Tattoos across the back and shoulders look aggressive and thuggish but look closer and nine times out ten they’re the names of the thug’s children writ in some poncey script, a la Beckham. The ferociously patriotic but aspirational David Beckham is, I guess, the hero of this tribe. Other heroes include Ricky Hatton, Del Boy, Jordan, Cheryl Cole and though overwhelmingly white, the Tribe is not racist so throw in Ian Wright for the Cockneys and Amir Kahn for the Mancs. (Interesting that of all Beckham’s many iconic haircuts, the skinhead is the easiest to achieve for the average middle-aged bloke, so perhaps that too owes as much to him as to squaddies and 80s gangs.)
I’ve never gone in for tribes but I’m easy about it. The tribe that really hates the Beckham Tribe is the Educated Left. We’re all Thatcher’s children, but the irony is that we’re all also children of centre-left politics. Aspiration is only one half of it; the other is the many victories won on behalf of workers: minimum wage, health and safety, working time etc. For the Educated Left, it must be very frustrating to wait so long for the working class to stage a Marxist revolution and seize power, only to realise that the working class was quite happy to go on package holidays, audition for The X Factor, watch football, read Jade’s autobiography and, where appropriate, vote Tory.

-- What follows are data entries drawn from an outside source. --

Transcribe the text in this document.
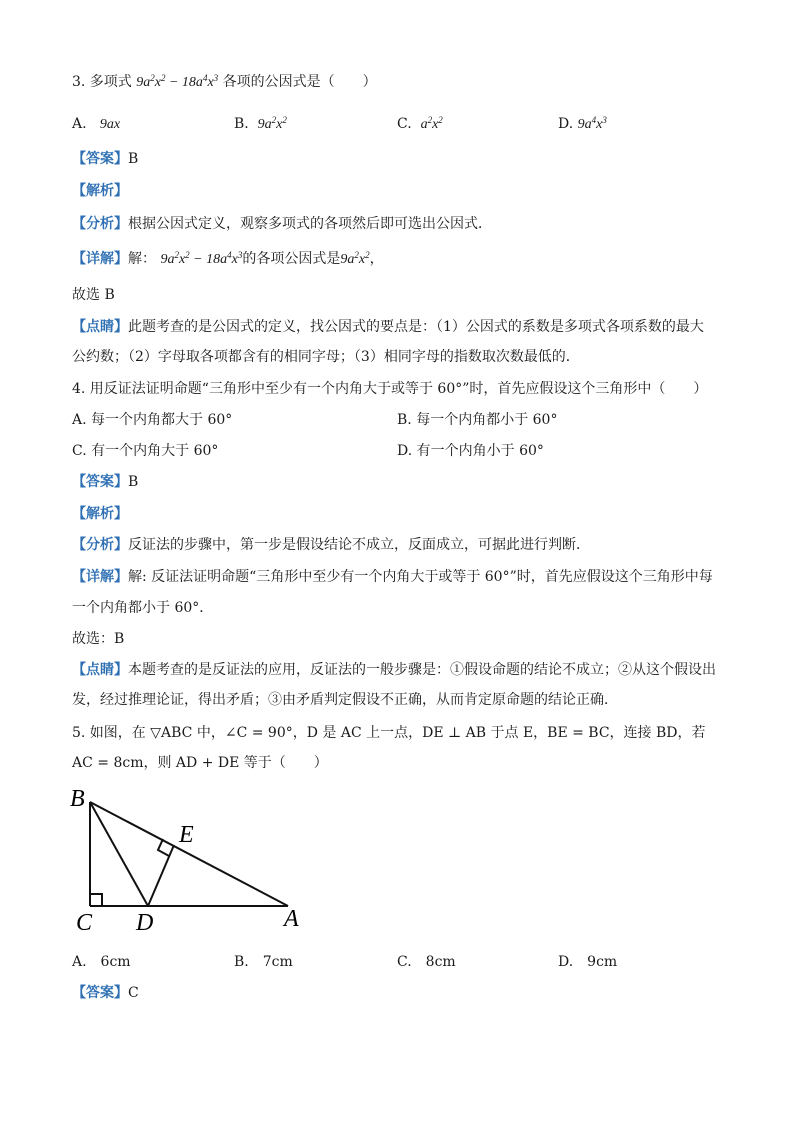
3. 多项式 $9a^2x^2 - 18a^4x^3$ 各项的公因式是（　　）
A.   9ax	B.  $9a^2x^2$	C.  $a^2x^2$	D. $9a^4x^3$
【答案】B
【解析】
【分析】根据公因式定义，观察多项式的各项然后即可选出公因式．
【详解】解： $9a^2x^2 - 18a^4x^3$的各项公因式是$9a^2x^2$，
故选 B
【点睛】此题考查的是公因式的定义，找公因式的要点是：（1）公因式的系数是多项式各项系数的最大
公约数；（2）字母取各项都含有的相同字母；（3）相同字母的指数取次数最低的．
4. 用反证法证明命题“三角形中至少有一个内角大于或等于 60°”时，首先应假设这个三角形中（　　）
A. 每一个内角都大于 60°	B. 每一个内角都小于 60°
C. 有一个内角大于 60°	D. 有一个内角小于 60°
【答案】B
【解析】
【分析】反证法的步骤中，第一步是假设结论不成立，反面成立，可据此进行判断．
【详解】解: 反证法证明命题“三角形中至少有一个内角大于或等于 60°”时，首先应假设这个三角形中每
一个内角都小于 60°．
故选：B
【点睛】本题考查的是反证法的应用，反证法的一般步骤是：①假设命题的结论不成立；②从这个假设出
发，经过推理论证，得出矛盾；③由矛盾判定假设不正确，从而肯定原命题的结论正确．
5. 如图，在 ▽ABC 中，∠C = 90°，D 是 AC 上一点，DE ⊥ AB 于点 E，BE = BC，连接 BD，若
AC = 8cm，则 AD + DE 等于（　　）
B
E
C D	A
A.　6cm	B.　7cm	C.　8cm	D.　9cm
【答案】C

So perhaps the Beckham Tribe is the key to explaining why the Left has so lost its moral compass in recent years (as detailed in Nick Cohen’s excellent book What’s Left?). The lowest British class, the baseball-capped chavs stalking hopelessly around no-go housing estates in ever-accelerating generations of welfare-dependence and despair, is of no interest to the Left, whose half-arsed solution to the cultural gulf created by benefits and wealth redistribution is merely to demand more benefits and wealth redistribution. And it can’t be bothered to address domestic issues because it has turned its attention to Palestinians and Islamic fascists and anything else going so long as it is anti-American. The Beckham Tribe dons uniform and fights racist, anti-Semitic, misogynistic terrorists in Afghanistan and Iraq, and the Educated Left, because it hates the Beckham Tribe, especially when it teams up with America, opposes it and screams Not in My Name.
Well maybe that's part of the story, I don’t know. I was just musing in between dreams about dead zebras. But I do know that nobody seems to have a good grasp on what the British class system is or means any more, and that a tribal categorisation would make more sense. Perhaps we should just split Britain up along supermarket lines. The Beckham Tribe is Asda but the key vote would be the Tesco Mum. Leaders could be chosen by a simple meritocracy: the person with the most Nectar points wins.